After many youtube videos and lots of debating, I did go ahead and carve out the river bed. Luckily I practiced first as you must line the carved out shell with a plaster compound, otherwise the liquid resin for the river will seep right through your hole-y styrofoam! Food coloring provides the color in the resin. 



Man-made river in the front which goes under the covered bridge and emerged on the back side to a
Dept 56 stream in which a man is fishing in the middle of winter! Obviously he doesn't know that trout aren't biting at this time. But we are fisherpeople so that piece went in as well.

 Moving past the river to the right are the mountains, with a ranger station, a castle , yet one more church, and some more fun accessories. There are several levels in this section. The big brown mountain is Dept 56 but the remainder are all me-made.

 Deer, skateboarders and skiers are all represented here. The people sitting around the bonfire are not Dept 56 (I mix freely) and remind me of the best Christmas Eve ever at our mountain cabin with friends)

 Our son Michael gave me this Old Michael's church soon after our house fire.
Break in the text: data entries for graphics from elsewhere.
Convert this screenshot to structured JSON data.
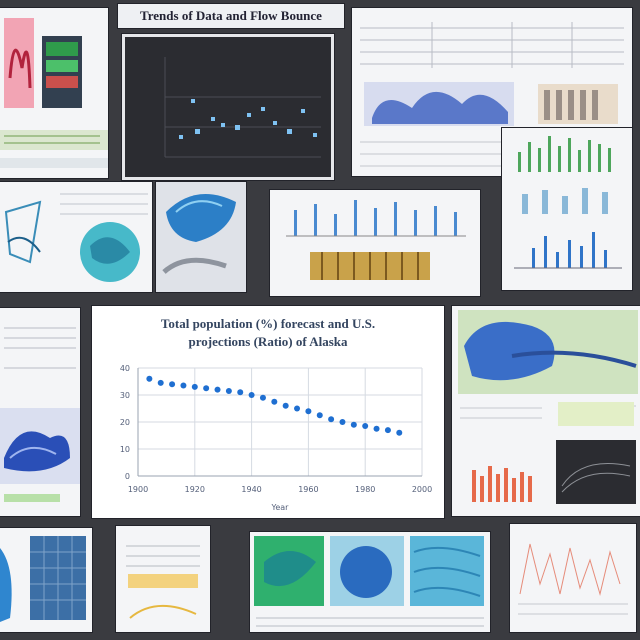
{
  "banner": {
    "title": "Trends of Data and Flow Bounce"
  },
  "main_chart": {
    "title_line1": "Total population (%) forecast and U.S.",
    "title_line2": "projections (Ratio) of Alaska"
  },
  "colors": {
    "point": "#1f6fd1",
    "background": "#3a3b40",
    "accent_blue": "#2f74c8"
  },
  "chart_data": {
    "type": "scatter",
    "title": "Total population (%) forecast and U.S. projections (Ratio) of Alaska",
    "xlabel": "Year",
    "ylabel": "",
    "x_ticks": [
      "1900",
      "1920",
      "1940",
      "1960",
      "1980",
      "2000"
    ],
    "y_ticks": [
      "0",
      "10",
      "20",
      "30",
      "40"
    ],
    "ylim": [
      0,
      40
    ],
    "grid": true,
    "series": [
      {
        "x": [
          1904,
          1908,
          1912,
          1916,
          1920,
          1924,
          1928,
          1932,
          1936,
          1940,
          1944,
          1948,
          1952,
          1956,
          1960,
          1964,
          1968,
          1972,
          1976,
          1980,
          1984,
          1988,
          1992
        ],
        "y": [
          36,
          34.5,
          34,
          33.5,
          33,
          32.5,
          32,
          31.5,
          31,
          30,
          29,
          27.5,
          26,
          25,
          24,
          22.5,
          21,
          20,
          19,
          18.5,
          17.5,
          17,
          16
        ]
      }
    ]
  }
}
I use it every Christmas and although it was a bit out of place in this setting, I left it until....


 Couldn't resist the bears in the trashcan!

And then the church morphed! Dept 56 came out with this one and I love it. So it had to be placed into the village. Old Michael's church was on display in the entry.


I apologize for all the pictures, but I wanted to make sure that each section got it's due process and was well represented. I hope you enjoyed the time you spent here and have been inspired to take our your village and bring it to life.